2. Think about your messaging. Advisory board members agreed that ensuring prompt and regular communication with clients is a key part of crisis planning. A few members recommended using social media for that — and one stressed the importance of “handling it with heart, because there are so many emotions, and the safety of your employees and guests is really top of mind.”

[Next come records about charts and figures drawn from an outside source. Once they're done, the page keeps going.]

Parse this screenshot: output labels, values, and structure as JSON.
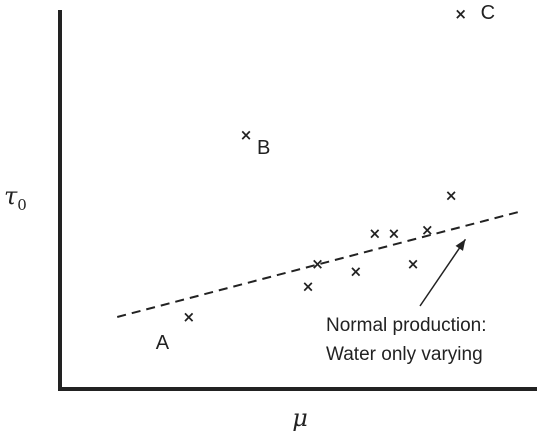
{
  "chart_data": {
    "type": "scatter",
    "title": "",
    "xlabel": "μ",
    "ylabel": "τ0",
    "ylabel_main": "τ",
    "ylabel_sub": "0",
    "xlim": [
      0,
      10
    ],
    "ylim": [
      0,
      10
    ],
    "grid": false,
    "ticks": false,
    "points": [
      {
        "x": 2.7,
        "y": 1.9,
        "label": "A"
      },
      {
        "x": 3.9,
        "y": 6.7,
        "label": "B"
      },
      {
        "x": 8.4,
        "y": 9.9,
        "label": "C"
      },
      {
        "x": 5.2,
        "y": 2.7
      },
      {
        "x": 5.4,
        "y": 3.3
      },
      {
        "x": 6.2,
        "y": 3.1
      },
      {
        "x": 6.6,
        "y": 4.1
      },
      {
        "x": 7.0,
        "y": 4.1
      },
      {
        "x": 7.4,
        "y": 3.3
      },
      {
        "x": 7.7,
        "y": 4.2
      },
      {
        "x": 8.2,
        "y": 5.1
      }
    ],
    "trend_line": {
      "style": "dashed",
      "from": [
        1.2,
        1.9
      ],
      "to": [
        9.7,
        4.7
      ]
    },
    "annotation": {
      "lines": [
        "Normal production:",
        "Water only varying"
      ],
      "arrow_target": [
        8.5,
        3.95
      ]
    }
  }
}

Another board member with properties in Hawaii — one in Hawaii Volcanoes National Park that has been closed, with others on other islands nowhere near Kilauea — noted that sales teams can provide valuable education to clients during a crisis. “I went out one morning to Waikiki Beach [on the island of Oahu, 200 miles from the Big Island] and did Facebook Live on my personal page,” the member said, “and said something a little sarcastic— ‘I’m dodging volcanic boulders and inhaling ash down the street from my office’ — when of course it’s just people lying on the beach and having a great time. I think that was important because it’s real-time.”

3. Involve everyone. Just like on an average workday, sales is everyone’s job — in a crisis, no one is on the sidelines. “One of the things I took away from my last emergency-planning course,” a Sales Advisory Board member said, “was prevention, protection, mitigation, response, and recovery — how to do each of those steps, and then implement them into the team culture so that when things happen, whether it’s a fire or a tsunami, your team actually understands what needs to be done, who to communicate with, and how to keep clients and guests safe.”